Lives of Poets and Other Stuff
The wee hours, a few days before Thanksgiving. Done with sleeping, done with dreaming, I’m standing in my library watching shadows play along the bookshelves. What to do? A famous philosopher once heard a voice out of nowhere say: “Pick up and read.” So he did, and his life was turned around. It’s dead quiet where I’m standing, thus no help coming from that direction.
I need to liven things up. I reach into the shadows and pull out a book: “Lives of the Poets”, or something like it. I open it at random and read: “When Delmore Schwartz died in 1966, he was living in a seedy hotel near Times Square, believed that he was being pursued by the Rockefellers, who were damaging his brain with rays sent out from the Empire State Building, and had alienated himself from practically all of his former friends and admirers.” Enough of that. I flip to another page and read about a poet who jumped to his death from a boat. Another page and another poet jumps from a bridge. Another and another. What’s going on? One gasses herself in an oven, another in a garage. One kills himself with a gun, another with drink, another simply disappears into the California bush never to be seen again. What kind of book is this? I don’t need a voice out of nowhere to tell me: “Stop reading this stuff and put it away.” I put it away. It’s time to take the collie for a walk.
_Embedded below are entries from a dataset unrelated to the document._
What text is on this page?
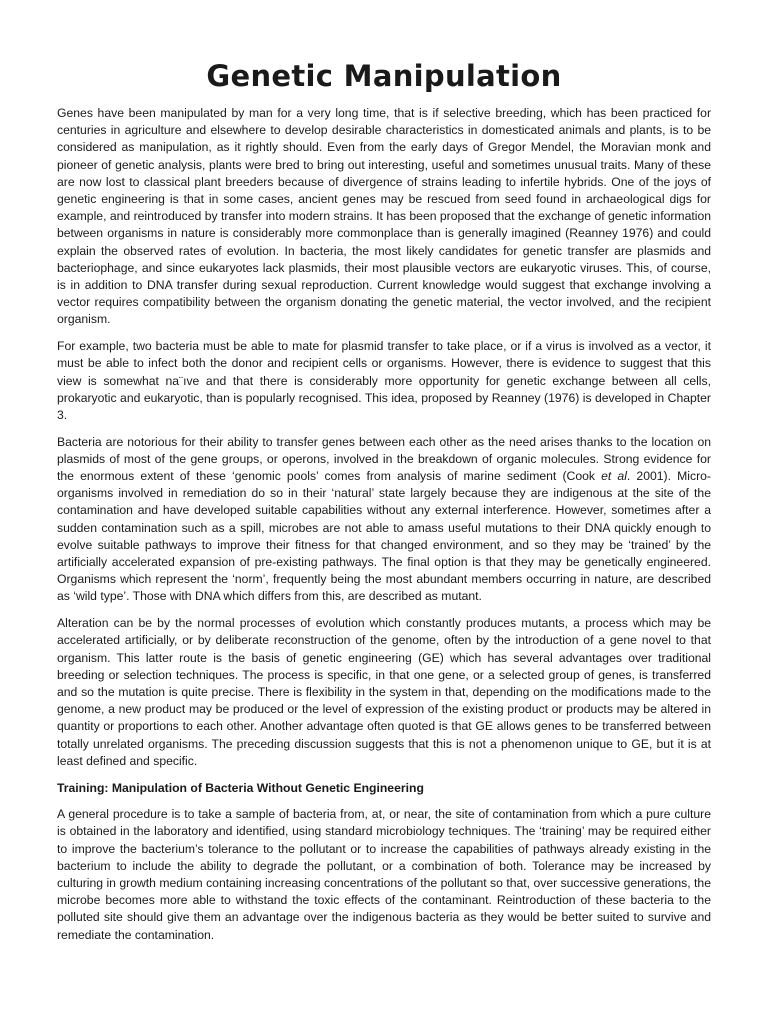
Genetic Manipulation

Genes have been manipulated by man for a very long time, that is if selective breeding, which has been practiced for centuries in agriculture and elsewhere to develop desirable characteristics in domesticated animals and plants, is to be considered as manipulation, as it rightly should. Even from the early days of Gregor Mendel, the Moravian monk and pioneer of genetic analysis, plants were bred to bring out interesting, useful and sometimes unusual traits. Many of these are now lost to classical plant breeders because of divergence of strains leading to infertile hybrids. One of the joys of genetic engineering is that in some cases, ancient genes may be rescued from seed found in archaeological digs for example, and reintroduced by transfer into modern strains. It has been proposed that the exchange of genetic information between organisms in nature is considerably more commonplace than is generally imagined (Reanney 1976) and could explain the observed rates of evolution. In bacteria, the most likely candidates for genetic transfer are plasmids and bacteriophage, and since eukaryotes lack plasmids, their most plausible vectors are eukaryotic viruses. This, of course, is in addition to DNA transfer during sexual reproduction. Current knowledge would suggest that exchange involving a vector requires compatibility between the organism donating the genetic material, the vector involved, and the recipient organism.

For example, two bacteria must be able to mate for plasmid transfer to take place, or if a virus is involved as a vector, it must be able to infect both the donor and recipient cells or organisms. However, there is evidence to suggest that this view is somewhat na¨ıve and that there is considerably more opportunity for genetic exchange between all cells, prokaryotic and eukaryotic, than is popularly recognised. This idea, proposed by Reanney (1976) is developed in Chapter 3.

Bacteria are notorious for their ability to transfer genes between each other as the need arises thanks to the location on plasmids of most of the gene groups, or operons, involved in the breakdown of organic molecules. Strong evidence for the enormous extent of these ‘genomic pools’ comes from analysis of marine sediment (Cook et al. 2001). Micro-organisms involved in remediation do so in their ‘natural’ state largely because they are indigenous at the site of the contamination and have developed suitable capabilities without any external interference. However, sometimes after a sudden contamination such as a spill, microbes are not able to amass useful mutations to their DNA quickly enough to evolve suitable pathways to improve their fitness for that changed environment, and so they may be ‘trained’ by the artificially accelerated expansion of pre-existing pathways. The final option is that they may be genetically engineered. Organisms which represent the ‘norm’, frequently being the most abundant members occurring in nature, are described as ‘wild type’. Those with DNA which differs from this, are described as mutant.

Alteration can be by the normal processes of evolution which constantly produces mutants, a process which may be accelerated artificially, or by deliberate reconstruction of the genome, often by the introduction of a gene novel to that organism. This latter route is the basis of genetic engineering (GE) which has several advantages over traditional breeding or selection techniques. The process is specific, in that one gene, or a selected group of genes, is transferred and so the mutation is quite precise. There is flexibility in the system in that, depending on the modifications made to the genome, a new product may be produced or the level of expression of the existing product or products may be altered in quantity or proportions to each other. Another advantage often quoted is that GE allows genes to be transferred between totally unrelated organisms. The preceding discussion suggests that this is not a phenomenon unique to GE, but it is at least defined and specific.

Training: Manipulation of Bacteria Without Genetic Engineering

A general procedure is to take a sample of bacteria from, at, or near, the site of contamination from which a pure culture is obtained in the laboratory and identified, using standard microbiology techniques. The ‘training’ may be required either to improve the bacterium’s tolerance to the pollutant or to increase the capabilities of pathways already existing in the bacterium to include the ability to degrade the pollutant, or a combination of both. Tolerance may be increased by culturing in growth medium containing increasing concentrations of the pollutant so that, over successive generations, the microbe becomes more able to withstand the toxic effects of the contaminant. Reintroduction of these bacteria to the polluted site should give them an advantage over the indigenous bacteria as they would be better suited to survive and remediate the contamination.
We set out. It’s 5 a.m. and still dark. Our road runs up a hill past empty houses and thick woods. The collie is the color of night with a bright mane. He has his own agenda and likes to run ahead on the unlit road. I often lose sight of him, which is why I make him wear a set of bells. The ear sees better than I. He’s way down the road now, just a distant jingling.
I trudge on through the dark and finally catch up to him. He’s pooping. When he finishes his business, I reach down with my hand sheathed in a black plastic bag and pick it up to carry home.
Better than the lives of poets, a good dump along the side of the road.